Kabul (ANTARA News) - Ledakan maut di masjid Afghanistan, yang menewaskan 59 orang pada hari suci Muslim Syiah menimbulkan kekhawatiran bahwa bangsa lelah perang itu menghadapi ledakan kekerasan aliran gaya Irak.

Taliban Afghanistan membantah bertanggung jawab atas ledakan di Kabul dan kota utara, Mazar-i-Sharif, itu dan tokoh terkemuka Syiah di Afghanistan menunjuk kelompok di Pakistan sebagai pelakunya.

Pengulas menyatakan tanggapan pemimpin Syiah menjadi kunci untuk menentukan apakah muncul perpecahan antara Muslim Sunni Afghanistan dengan Syiah, yang berjumlah sekitar 20 persen dari penduduknya, demikian AFP melaporkan.

Tingkat serangan itu belum pernah terjadi di Afghanistan, yang sampai sekarang belum terkena kekerasan aliran, yang menghancurkan Irak setelah serbuan pimpinan Amerika Serikat pada 2003, dalam upaya menciptakan perang saudara.

Afghanistan sudah rapuh dengan kelompok suku berbeda, termasuk Pashtun, Tajik, Hazara dan Uzbek hidup bersama, kadang-kadang tak rukun, di bawah satu bendera saat perang satu dasawarsa berkobar tanpa terlihat akhirnya.

Masih belum jelas yang mendapat keuntungan besar dari sengketa aliran di Afghanistan, tempat orang telah menyuarakan kekhawatiran akan peningkatan perang saudara setelah pasukan tempur NATO ditarik, yang dijadwalkan pada 2014.

Hingga kini, pemimpin Syiah menyeru ketenangan pasca-serangan dahsyat belum pernah terjadi itu.
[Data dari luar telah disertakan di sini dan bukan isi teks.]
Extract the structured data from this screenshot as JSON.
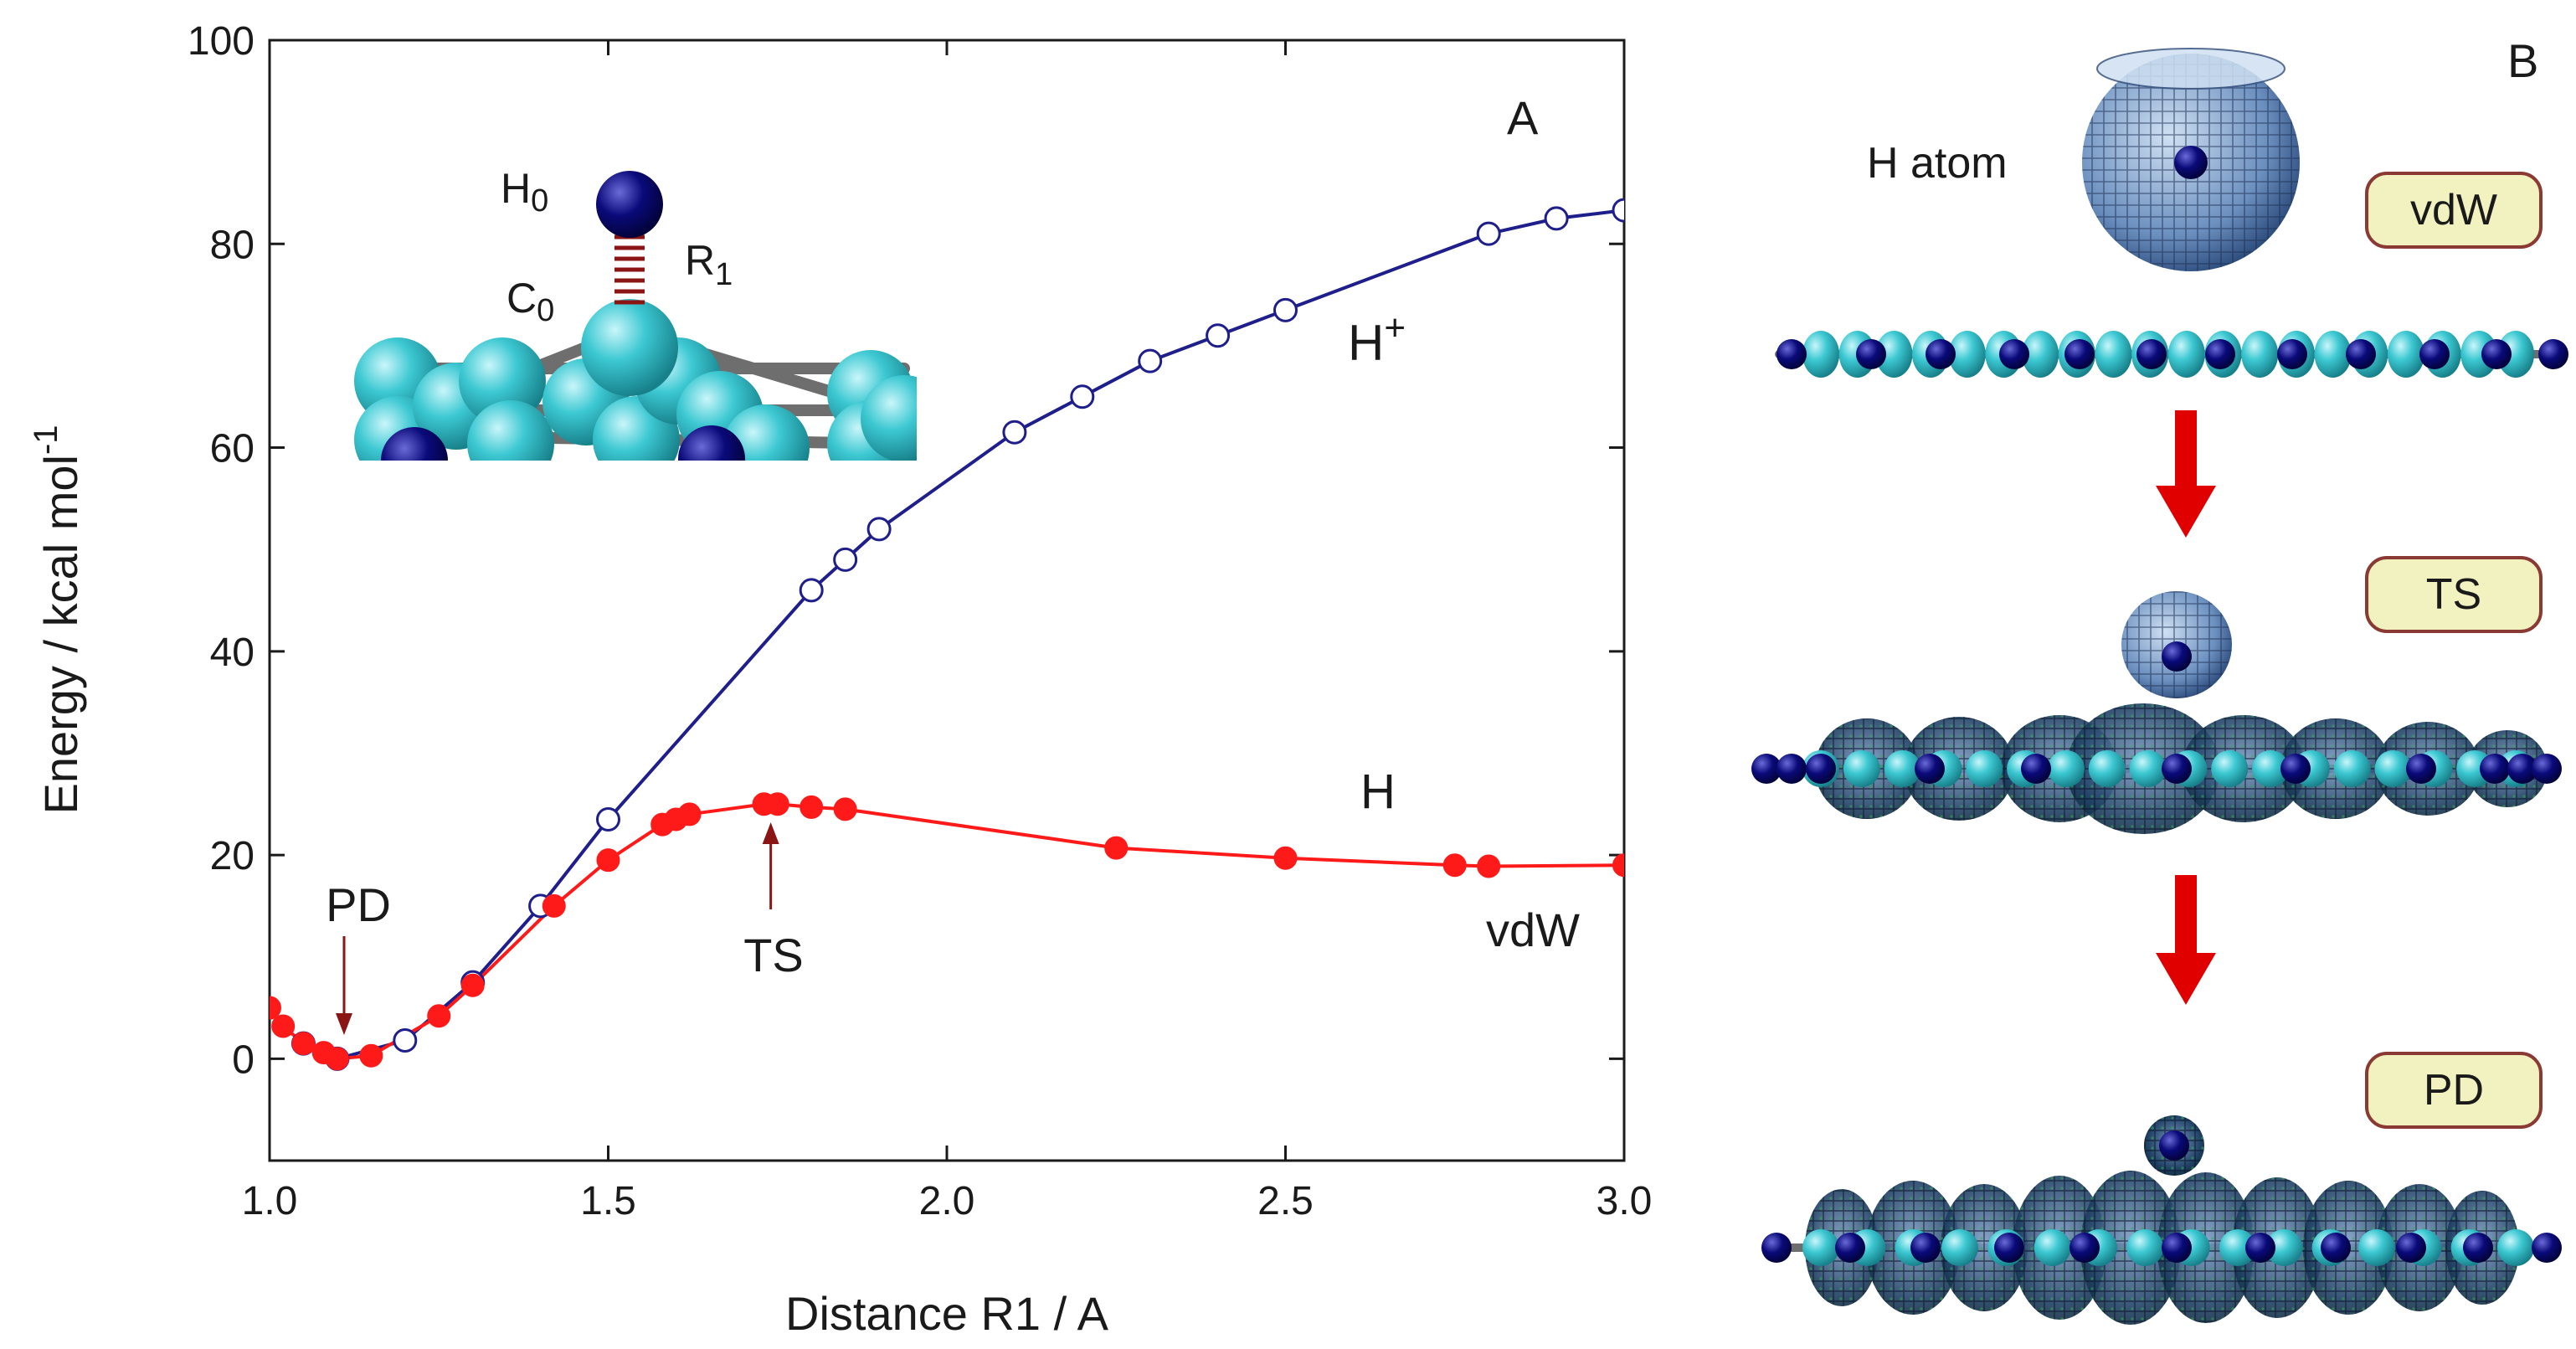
{
  "colors": {
    "h_plus_series": "#1e1e8c",
    "h_series": "#ff1a1a",
    "carbon": "#3cc8d2",
    "hydrogen": "#0a0a7a",
    "arrow": "#e00000",
    "pill_fill": "#f2f2c0",
    "pill_border": "#8a3a32"
  },
  "chart_data": {
    "type": "line",
    "panel_label": "A",
    "xlabel": "Distance R1 / A",
    "ylabel_main": "Energy / kcal mol",
    "ylabel_superscript": "-1",
    "xlim": [
      1.0,
      3.0
    ],
    "ylim": [
      -10,
      100
    ],
    "x_ticks": [
      1.0,
      1.5,
      2.0,
      2.5,
      3.0
    ],
    "x_tick_labels": [
      "1.0",
      "1.5",
      "2.0",
      "2.5",
      "3.0"
    ],
    "y_ticks": [
      0,
      20,
      40,
      60,
      80,
      100
    ],
    "y_tick_labels": [
      "0",
      "20",
      "40",
      "60",
      "80",
      "100"
    ],
    "grid": false,
    "series": [
      {
        "name": "H+",
        "marker": "open-circle",
        "color": "#1e1e8c",
        "x": [
          1.05,
          1.1,
          1.2,
          1.3,
          1.4,
          1.5,
          1.8,
          1.85,
          1.9,
          2.1,
          2.2,
          2.3,
          2.4,
          2.5,
          2.8,
          2.9,
          3.0
        ],
        "y": [
          1.5,
          0.0,
          1.8,
          7.5,
          15.0,
          23.5,
          46.0,
          49.0,
          52.0,
          61.5,
          65.0,
          68.5,
          71.0,
          73.5,
          81.0,
          82.5,
          83.3
        ]
      },
      {
        "name": "H",
        "marker": "filled-circle",
        "color": "#ff1a1a",
        "x": [
          1.0,
          1.02,
          1.05,
          1.08,
          1.1,
          1.15,
          1.25,
          1.3,
          1.42,
          1.5,
          1.58,
          1.6,
          1.62,
          1.73,
          1.75,
          1.8,
          1.85,
          2.25,
          2.5,
          2.75,
          2.8,
          3.0
        ],
        "y": [
          5.0,
          3.2,
          1.5,
          0.6,
          0.0,
          0.3,
          4.2,
          7.2,
          15.0,
          19.5,
          23.0,
          23.5,
          24.0,
          25.0,
          25.0,
          24.7,
          24.5,
          20.7,
          19.7,
          19.0,
          18.9,
          19.0
        ]
      }
    ],
    "annotations": {
      "h_plus_main": "H",
      "h_plus_sup": "+",
      "h_label": "H",
      "vdw_label": "vdW",
      "pd_label": "PD",
      "ts_label": "TS",
      "pd_x": 1.11,
      "ts_x": 1.74
    },
    "inset": {
      "h0_main": "H",
      "h0_sub": "0",
      "c0_main": "C",
      "c0_sub": "0",
      "r1_main": "R",
      "r1_sub": "1"
    }
  },
  "panel_b": {
    "label": "B",
    "h_atom_label": "H atom",
    "stages": [
      "vdW",
      "TS",
      "PD"
    ]
  }
}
Dewan ulama Syiah, yang dipandang sebagai tokoh Syiah di Afghanistan, segera mengeluarkan pernyataan mengutuk serangan itu dan mendesak masyarakat tidak menanggapinya dengan kekerasan.

Mohammad Mohaqqiq, warga suku Hazara dan pemimpin salah satu partai utama Syiah Afghanistan, mengeluarkan pernyataan menyeru rakyat Afghanistan mengaji pasca-kekerasan itu dengan sungguh-sungguh dan hati-hati.
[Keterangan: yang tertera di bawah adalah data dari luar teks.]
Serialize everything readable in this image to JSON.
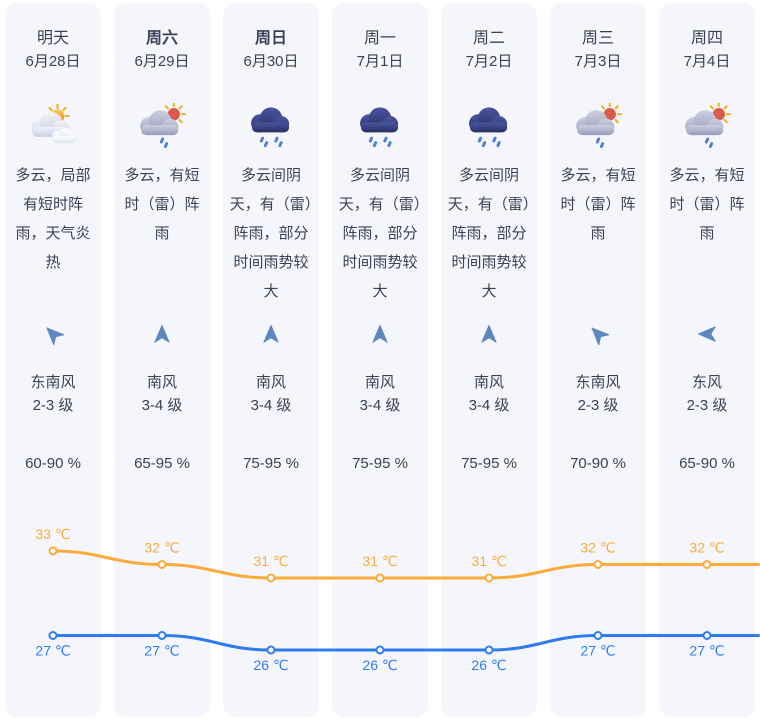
{
  "columns": [
    {
      "day": "明天",
      "date": "6月28日",
      "weekend": false,
      "icon": "partly-cloudy-sun",
      "desc": "多云，局部有短时阵雨，天气炎热",
      "wind_dir": "东南风",
      "wind_level": "2-3 级",
      "humidity": "60-90 %",
      "high": 33,
      "low": 27
    },
    {
      "day": "周六",
      "date": "6月29日",
      "weekend": true,
      "icon": "sun-shower",
      "desc": "多云，有短时（雷）阵雨",
      "wind_dir": "南风",
      "wind_level": "3-4 级",
      "humidity": "65-95 %",
      "high": 32,
      "low": 27
    },
    {
      "day": "周日",
      "date": "6月30日",
      "weekend": true,
      "icon": "rain",
      "desc": "多云间阴天，有（雷）阵雨，部分时间雨势较大",
      "wind_dir": "南风",
      "wind_level": "3-4 级",
      "humidity": "75-95 %",
      "high": 31,
      "low": 26
    },
    {
      "day": "周一",
      "date": "7月1日",
      "weekend": false,
      "icon": "rain",
      "desc": "多云间阴天，有（雷）阵雨，部分时间雨势较大",
      "wind_dir": "南风",
      "wind_level": "3-4 级",
      "humidity": "75-95 %",
      "high": 31,
      "low": 26
    },
    {
      "day": "周二",
      "date": "7月2日",
      "weekend": false,
      "icon": "rain",
      "desc": "多云间阴天，有（雷）阵雨，部分时间雨势较大",
      "wind_dir": "南风",
      "wind_level": "3-4 级",
      "humidity": "75-95 %",
      "high": 31,
      "low": 26
    },
    {
      "day": "周三",
      "date": "7月3日",
      "weekend": false,
      "icon": "sun-shower",
      "desc": "多云，有短时（雷）阵雨",
      "wind_dir": "东南风",
      "wind_level": "2-3 级",
      "humidity": "70-90 %",
      "high": 32,
      "low": 27
    },
    {
      "day": "周四",
      "date": "7月4日",
      "weekend": false,
      "icon": "sun-shower",
      "desc": "多云，有短时（雷）阵雨",
      "wind_dir": "东风",
      "wind_level": "2-3 级",
      "humidity": "65-90 %",
      "high": 32,
      "low": 27
    }
  ],
  "chart_data": {
    "type": "line",
    "categories": [
      "6月28日",
      "6月29日",
      "6月30日",
      "7月1日",
      "7月2日",
      "7月3日",
      "7月4日"
    ],
    "series": [
      {
        "name": "最高气温",
        "values": [
          33,
          32,
          31,
          31,
          31,
          32,
          32
        ],
        "unit": "℃",
        "color": "#fbab3a",
        "label_position": "above"
      },
      {
        "name": "最低气温",
        "values": [
          27,
          27,
          26,
          26,
          26,
          27,
          27
        ],
        "unit": "℃",
        "color": "#2e7cf0",
        "label_position": "below"
      }
    ],
    "grid": false,
    "legend": "none",
    "marker": "open-circle"
  },
  "colors": {
    "card_bg": "#f5f6fb",
    "text": "#3b4056",
    "high_line": "#fbab3a",
    "low_line": "#2e7cf0",
    "wind_arrow": "#5c88bf"
  }
}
Beberapa tokoh Syiah menyatakan yakin bahwa gerilyawan tidak akan berhasil menciptakan perpecahan.

Alemi Balkhi, anggota parlemen Syiah, menyatakan rakyat menyadari persekongkolan itu dan akan bersabar.

Tapi, pengulas Ahmad Saeedi menyatakan ancaman dampak jangka panjang serangan itu nyata.

Ia menyatakan unsur di Pakistan, yang pada Senin memboikot muktamar Bonn mengenai masa depan Afghanistan setelah serangan udara NATO menewaskan 24 tentara Pakistan, khawatir tentang perkembangan, termasuk perundingan Kabul dengan Washington atas kesepakatan kemitraan strategis.

"Ini bahaya, karena meskipun secara umum damai, hubungan Syiah dengan Sunni Afghanistan tetap rapuh," katanya.

"Kita menyaksikan beberapa kekerasan aliran pada masa lalu. Kekerasan aliran dapat meletus jika dipancing. Itu akan mengakibatkan kekacauan dan pelaku bisa mendapat keuntungan," katanya.

Banyak warga Afghanistan sangat tak yakin terhadap peran Pakistan di Afghanistan, dengan menuduhnya menawarkan tempat aman bagi pejuang dan mendalangi serangan.

Islamabad membantah dengan menyatakan juga menderita di tangan Taliban dan menegaskan memiliki peran penting dalam setiap langkah menuju perdamaian, yang saat ini terhenti.

Syiah -yang mengalami penganiayaan di bawah Taliban pada 1990- meningkatkan upacara berkabung di Kabul pada tahun ini, dengan kuil dan bendera hitam menghiasi banyak tempat di kota tempat mereka belum pernah rambah.

Namun, belum jelas apakah itu membantu mendorong serangan tersebut atau apakah ada alasan lain, mungkin politik.

"Serangan itu tampak dirancang untuk sengaja memicu kekerasan suku dan aliran, tapi mereka juga bisa menggembleng perlawanan terhadap yang dilihat sebagai upaya luar untuk lebih mengganggu hubungan Afghanistan, yang sudah terkepung," kata Kate Clark dari kelompok pemikir Kabul Jaringan Pengulas Afghanistan.

"Dalam rangka memahami dampak jangka panjang pembunuhan itu, kita perlu mengetahui siapa di balik serangan tersebut, apa pesannya dan siapa tujuan pesan itu. Kita hanya bisa berharap bahwa itu satu-satunya serangan, tidak pernah diulang," katanya.